If used properly, modeling can identify the high-cost claims that account for 80% of workers comp costs.                           

One-fifth of workers compensation claims account for about four-fifths of total claim costs. If a company could only identify these problem claims in advance, it could greatly reduce its workers comp expenses. However, most of these high-cost claims are not obvious at first; they emerge slowly over time. One method used by insurers to aid detection is predictive modeling. But to maximize any model's utility, there are several vital factors to consider.

Philosophy

It is critical to understand the carrier's claims philosophies in two areas even before diving into the specifics of an insurer's predictive model. First, does the insurer understand that managing workers comp costs requires treating the whole person rather than just the injury? Focusing only on the injury fails to take into account the factors that often determine the success, length and ultimate cost of treating the injured worker. 

For example, imagine an employee with a work-related knee injury.  Because pain is subjective, a host of psychological issues come into play.
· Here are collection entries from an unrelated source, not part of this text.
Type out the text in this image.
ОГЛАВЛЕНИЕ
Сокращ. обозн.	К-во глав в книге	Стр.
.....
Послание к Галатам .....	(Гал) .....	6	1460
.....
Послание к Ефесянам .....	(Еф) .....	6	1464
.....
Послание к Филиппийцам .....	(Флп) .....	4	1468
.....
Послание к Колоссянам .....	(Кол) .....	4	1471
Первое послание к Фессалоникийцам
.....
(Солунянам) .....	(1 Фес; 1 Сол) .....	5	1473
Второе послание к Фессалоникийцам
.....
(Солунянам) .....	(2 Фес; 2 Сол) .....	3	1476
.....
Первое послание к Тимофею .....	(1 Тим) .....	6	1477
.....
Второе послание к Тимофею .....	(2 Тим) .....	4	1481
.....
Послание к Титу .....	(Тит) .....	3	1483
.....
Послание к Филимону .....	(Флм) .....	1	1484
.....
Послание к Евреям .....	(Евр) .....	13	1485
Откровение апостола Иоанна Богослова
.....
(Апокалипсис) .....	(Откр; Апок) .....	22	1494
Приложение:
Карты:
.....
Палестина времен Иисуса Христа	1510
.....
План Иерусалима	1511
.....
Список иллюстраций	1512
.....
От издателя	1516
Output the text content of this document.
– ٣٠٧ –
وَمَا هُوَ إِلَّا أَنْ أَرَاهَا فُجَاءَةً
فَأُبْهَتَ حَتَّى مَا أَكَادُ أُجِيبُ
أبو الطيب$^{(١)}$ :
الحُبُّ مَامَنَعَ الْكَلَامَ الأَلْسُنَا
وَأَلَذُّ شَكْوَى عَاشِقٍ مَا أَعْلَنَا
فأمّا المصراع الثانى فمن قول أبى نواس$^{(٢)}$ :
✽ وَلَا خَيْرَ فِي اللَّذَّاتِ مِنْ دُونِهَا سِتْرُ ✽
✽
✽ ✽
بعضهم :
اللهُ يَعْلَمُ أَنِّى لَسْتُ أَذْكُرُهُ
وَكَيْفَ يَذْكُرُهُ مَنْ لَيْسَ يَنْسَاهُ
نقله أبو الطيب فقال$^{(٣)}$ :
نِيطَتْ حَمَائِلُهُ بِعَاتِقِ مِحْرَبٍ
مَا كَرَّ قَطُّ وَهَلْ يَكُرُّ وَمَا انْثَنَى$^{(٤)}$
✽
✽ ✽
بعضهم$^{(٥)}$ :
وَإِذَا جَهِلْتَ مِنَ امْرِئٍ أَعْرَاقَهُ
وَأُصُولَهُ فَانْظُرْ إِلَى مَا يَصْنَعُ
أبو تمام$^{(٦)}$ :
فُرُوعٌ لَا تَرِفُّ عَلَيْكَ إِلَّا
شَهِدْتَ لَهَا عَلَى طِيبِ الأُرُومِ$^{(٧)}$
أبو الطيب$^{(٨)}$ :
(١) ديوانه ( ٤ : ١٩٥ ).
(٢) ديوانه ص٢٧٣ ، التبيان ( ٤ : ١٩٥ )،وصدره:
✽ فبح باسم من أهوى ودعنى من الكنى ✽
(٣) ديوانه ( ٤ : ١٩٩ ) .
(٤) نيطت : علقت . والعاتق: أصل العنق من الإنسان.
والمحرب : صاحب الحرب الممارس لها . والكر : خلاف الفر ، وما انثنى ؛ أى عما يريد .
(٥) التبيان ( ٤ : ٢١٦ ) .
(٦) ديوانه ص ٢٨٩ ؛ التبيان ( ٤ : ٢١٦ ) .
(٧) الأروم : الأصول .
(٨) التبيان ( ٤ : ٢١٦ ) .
Does the injured worker believe he or she can manage the pain? Does the claimant believe the injury is a minor obstacle that will quickly heal? Is the worker motivated to return to work?  

Second, is the insurer committed to producing the best medical outcome for each injured worker? This is the best way to manage total claim costs over the long term. Any other philosophy will hamper the ability to cut workers comp costs regardless of whether or not modeling aids in early detection of the problem claims.

Data

Data is the fuel of predictive models; the larger the database, and the broader the range of information included, the more effective it will be. Ask about the size of the database used to develop the carrier's predictive model. Ask how many individual claims and medical billing transactions determined the variables the insurer uses to predict high-cost claims. How did the insurer validate the effectiveness of its model? And is the model based only on claims data or does it include other sources of information like psychosocial factors?

Analysis

How the insurer uses the data is arguably even more important than how thorough that data is. Can the insurer's predictive model look at that data holistically? Rather than the presence of one variable, it is far more often the interplay of a range of variables that helps identify potential high-cost claims. Find out if the insurer's model uses "multivariate analysis" to identify likely changes in the claim over time and their likely effect on costs.

Frequency

How often is the information on each claim updated? A model can only review the claim data that is available in the claim file. So it is vital that the process requires -- in fact, prompts -- claims professionals to gather specific information at certain points in each claim's life cycle.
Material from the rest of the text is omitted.